Вечная вопросительность

Мы видимся нечасто. Её смех, её вызывающий беснующийся огонёк в карих глазах, её поза, скучающе фанфаронская за фасадом дома-лица в стиле кричащей эпохи Косметики, всё, что можно отнести в её владения – не так часто видимо мною. Она сама не знает, очень вероятно, что не знает, как она напоминает окружающим о чём-то диковинном, строгом и прекрасном, внешне холодном и внешне же зовущем, но всё же ушедшем куда-то вглубь человеческой истории, не осязаемой и невозможной, величественно отсутствующей в реальном on-line’овом мире. Я думаю, мне кажется, мыслится, надеется моя внутренняя ткань, что эта девушка напоминает окружающим о римской, да, именно о римской женственности.
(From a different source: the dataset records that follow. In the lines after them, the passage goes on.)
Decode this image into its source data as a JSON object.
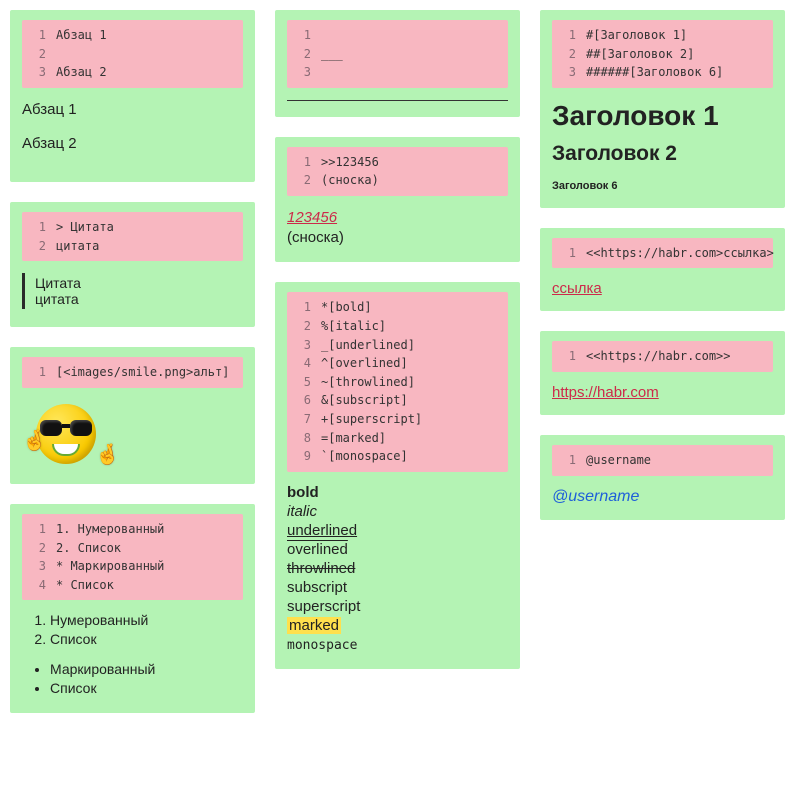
{
  "col1": {
    "paragraphs": {
      "code": [
        "Абзац 1",
        "",
        "Абзац 2"
      ],
      "rendered": [
        "Абзац 1",
        "Абзац 2"
      ]
    },
    "quote": {
      "code": [
        "> Цитата",
        "цитата"
      ],
      "rendered": [
        "Цитата",
        "цитата"
      ]
    },
    "image": {
      "code": [
        "[<images/smile.png>альт]"
      ]
    },
    "lists": {
      "code": [
        "1. Нумерованный",
        "2. Список",
        "* Маркированный",
        "* Список"
      ],
      "ordered": [
        "Нумерованный",
        "Список"
      ],
      "unordered": [
        "Маркированный",
        "Список"
      ]
    }
  },
  "col2": {
    "hr": {
      "code": [
        "",
        "___",
        ""
      ]
    },
    "footnote": {
      "code": [
        ">>123456",
        "(сноска)"
      ],
      "link_text": "123456",
      "note_text": "(сноска)"
    },
    "styles": {
      "code": [
        "*[bold]",
        "%[italic]",
        "_[underlined]",
        "^[overlined]",
        "~[throwlined]",
        "&[subscript]",
        "+[superscript]",
        "=[marked]",
        "`[monospace]"
      ],
      "items": [
        {
          "text": "bold",
          "cls": "sty-bold"
        },
        {
          "text": "italic",
          "cls": "sty-italic"
        },
        {
          "text": "underlined",
          "cls": "sty-under"
        },
        {
          "text": "overlined",
          "cls": "sty-over"
        },
        {
          "text": "throwlined",
          "cls": "sty-through"
        },
        {
          "text": "subscript",
          "cls": ""
        },
        {
          "text": "superscript",
          "cls": ""
        },
        {
          "text": "marked",
          "cls": "sty-mark"
        },
        {
          "text": "monospace",
          "cls": "sty-mono"
        }
      ]
    }
  },
  "col3": {
    "headers": {
      "code": [
        "#[Заголовок 1]",
        "##[Заголовок 2]",
        "######[Заголовок 6]"
      ],
      "h1": "Заголовок 1",
      "h2": "Заголовок 2",
      "h6": "Заголовок 6"
    },
    "link_text": {
      "code": [
        "<<https://habr.com>ссылка>"
      ],
      "text": "ссылка",
      "href": "https://habr.com"
    },
    "link_bare": {
      "code": [
        "<<https://habr.com>>"
      ],
      "text": "https://habr.com",
      "href": "https://habr.com"
    },
    "mention": {
      "code": [
        "@username"
      ],
      "text": "@username"
    }
  }
}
Как жаль, среди её поклонников нет эстетов, не-эстеты растрачивают в ней ту таинственную плоть, которая так напоминает мне (и окружающим?) о римской женственности.

Нечасто задумываюсь о сути и истоках своих мыслебдений: откуда это глубокое deja-vu римской женственности? Или это пыль городских улиц, так похожая на загар римской воительницы и хранительницы очага и гетеры одновременно?
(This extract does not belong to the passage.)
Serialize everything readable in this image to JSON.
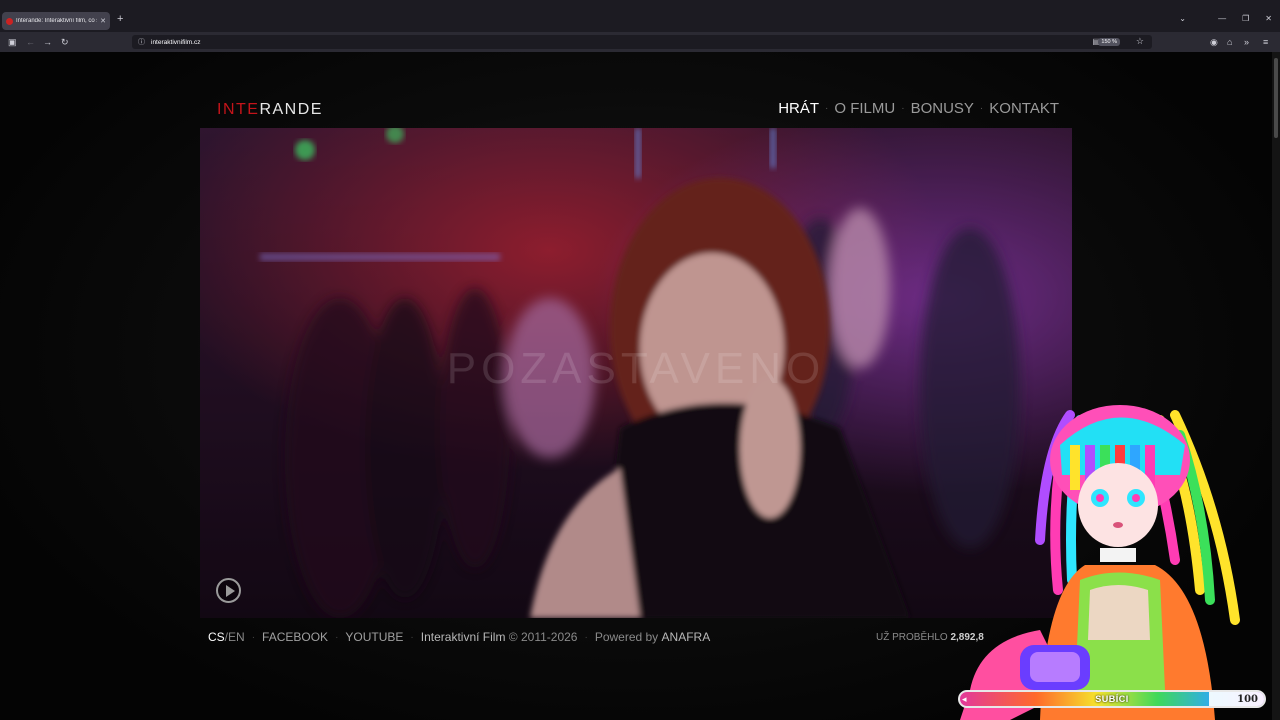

- Нет, ты так совсем свихнёшься… – сопит и сипит, перестаёт сопеть, продолжая сипеть, вздыхает и отворачивается – ну сколько можно?

- Так в чём же дело? – нетерпеливо снуёт из угла в угол, трёт нещадно  глаза, садится, подскакивает, снова снуёт – как такое случилось?

- Ну объясни мне, как ты мог? – устаёт устало молчать, смотрит по-отечески, по-братски, по-зверски, снова по-братски, опять по-отечески, устало умолкает – мы же друзья…


Он – это он, мой немой. Он мог бы сделать всё вышеописанное одновременно, мог бы по отдельности, а всё вышеописанное – это лишь триада вариантов. Или первое, сочувственное, или второе, агрессивное, или третье, доверительное. А всё из-за моих бесконечных вопросов. Он может говорить со мной, но когда беседа превращается в допрос, он попросту киснет (выходит из себя) или выходит из себя (дуется) или дуется (киснет). Всё зависит от атмосферного давления, плотности воды на высоте Саянских предгорий, ещё от чего-то, и, от настроения в конце концов.

Хотя нечасты наши встречи в терпеливом ожидании друг друга – я как-то выдвинул сентенцию «для будущих потомков»: «Терпение есть залог бесконечности мучений» – мы используем наши свидания почти на сто процентов. Как это понимать? Как бог на душу положит. Главное в наших встречах – incognitарность, мы не знакомы и даже не пытались познакомиться, я думаю, это должно длиться как можно дольше, как можно большее время – пусть хоть песчинка в часах вечность сдвинет наше время на секунду. Эта римская женственность, так откровенно скользящая и ускользающая от взглядов её поклонников на её вульгарно (наверное Аттила постарался) разрисованном лице, это deja-vu, всё отчётливее оседающее в моих глазах, заставляет нас видеться хоть раз в месяц. Я вижу её, я прохожу мимо или сажусь невдалеке на скамеечке или стою на автобусной остановке или смотрю в окно или не смотрю на неё когда она, в окружении очередной партии поклонников выплёскивает свою тайну в непосвящённые сердца, на которых не остаётся и следа, не то что глубокой раны и идёт, проходит мимо меня или садится невдалеке на скамеечке или стоит на автобусной остановке или смотрит в окно или не смотрит на меня, а я вижу её. Скорее всего она даже не знает, что я смотрю на неё, вернее не знает, кто именно смотрит на неё и впитывает эту её deja-vu тайну, но всё-таки ощущает внимание и пылит этой тайной каждый миг своего существования – тайна поселилась на её лице, где-то среди складок рта, между прудами глаз или под долом носа – пыль города, так похожая на загар римского солнца ложится равномерно и одинаково на все участки лица, вот только глаз я не видел вблизи, может они, омываемые слезами, живут в этом, настоящем воздухе.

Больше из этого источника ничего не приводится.